The remez function documentation specified that des array should be of size numband. The des array in remez function is passed to CreateDenseGrid function on line 86 for grid generation. The documentation for CreateDenseGrid on line 73 indicate that its parameter des should be size of 2*numband. Clearly since my des array is only of size numband some out of bound memory access happened on line 110.

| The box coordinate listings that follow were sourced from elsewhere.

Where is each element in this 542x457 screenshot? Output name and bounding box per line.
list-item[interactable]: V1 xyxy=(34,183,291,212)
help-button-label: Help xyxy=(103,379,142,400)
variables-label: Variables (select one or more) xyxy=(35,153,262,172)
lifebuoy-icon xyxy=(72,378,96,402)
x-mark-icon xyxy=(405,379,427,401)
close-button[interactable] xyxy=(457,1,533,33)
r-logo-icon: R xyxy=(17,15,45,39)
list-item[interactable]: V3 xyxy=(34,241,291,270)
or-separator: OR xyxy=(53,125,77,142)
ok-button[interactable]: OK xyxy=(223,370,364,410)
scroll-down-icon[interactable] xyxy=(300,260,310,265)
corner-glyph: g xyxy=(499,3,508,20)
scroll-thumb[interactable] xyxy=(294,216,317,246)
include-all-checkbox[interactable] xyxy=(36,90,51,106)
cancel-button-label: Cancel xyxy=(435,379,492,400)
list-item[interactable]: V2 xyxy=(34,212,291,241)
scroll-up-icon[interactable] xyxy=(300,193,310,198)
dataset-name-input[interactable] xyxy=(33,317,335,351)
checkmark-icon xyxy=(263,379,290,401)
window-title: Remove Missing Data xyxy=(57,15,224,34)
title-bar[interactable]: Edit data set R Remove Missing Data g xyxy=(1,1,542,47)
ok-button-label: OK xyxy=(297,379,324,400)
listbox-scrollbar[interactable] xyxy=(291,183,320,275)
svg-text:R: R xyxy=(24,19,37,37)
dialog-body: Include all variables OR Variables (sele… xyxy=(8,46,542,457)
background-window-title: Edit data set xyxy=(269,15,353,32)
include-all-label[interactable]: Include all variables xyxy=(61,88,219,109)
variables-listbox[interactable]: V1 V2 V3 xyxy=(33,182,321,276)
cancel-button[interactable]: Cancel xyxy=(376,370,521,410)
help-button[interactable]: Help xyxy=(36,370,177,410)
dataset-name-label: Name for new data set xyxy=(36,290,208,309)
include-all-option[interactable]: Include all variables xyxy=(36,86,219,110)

I changed the des vector to be {1, 1, 0, 0, 0.5, 0.5, 0, 0, 1, 1} and tries again. The coefficients looks nicer, but when I plot the frequency response in Octave it is not anything close to my intended filter design.
I get this weird frequency response:
Anyone could help me with this issue? Is anything wrong with my remez function call? Any suggestion is appreciated here. Thank you very much.
By the way. I am using vs2015, windows7 64-bits, Debug X86 build for compiler settings.